MeetFuture and the Case for Stateless AI
MeetFuture's public promise is unusually specific: answer a set of deep personal questions, generate one possible future-self timeline, then chat with that simulated future self. The live site says as much, and the public repo adds one important implementation detail: the app is stateless.
That choice changes the shape of the product.
Instead of building a long-running memory system, the published app focuses on a single guided session. The repo README says there is no database and no persistence. The route tree backs that up with public endpoints for future generation and follow-up chat, plus modules for prompts, questions, and validation.

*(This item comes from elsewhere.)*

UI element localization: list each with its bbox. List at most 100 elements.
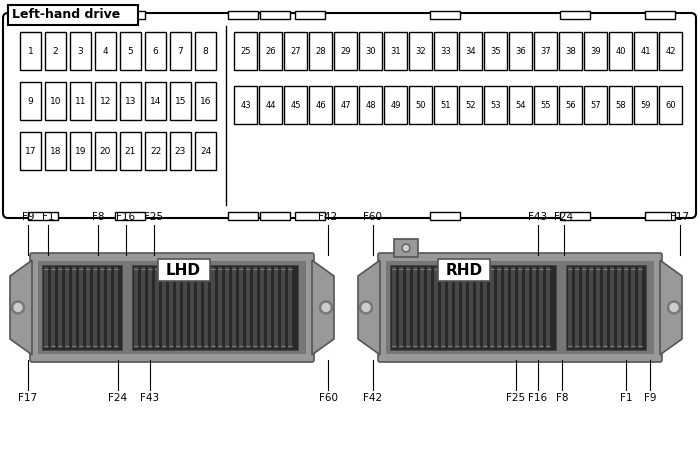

From a product perspective, statelessness is not just a technical shortcut. It is also a trust and scope decision:
| Public trait | What it changes | | --- | --- | | No persistence | Less personal history to store or secure | | Questionnaire first | The generation has structured input instead of vague prompting | | Separate generate and chat routes | The product can treat creation and conversation as distinct stages |
The repo package also makes the stack legible: Next.js 15, React 19, and OpenAI. That is enough public evidence to understand the product loop without pretending we know private internals that were never published.
What makes MeetFuture strong portfolio material is the restraint. It does not try to be a generic AI chatbot. It is a shaped experience with a clear beginning, a clear transition into chat, and a delivery model that keeps the public story consistent with the code.
For teams building AI products, that is a useful reminder: the most convincing public proof is often not a bigger feature list. It is a tighter contract between product promise, technical shape, and what a visitor can verify for themselves.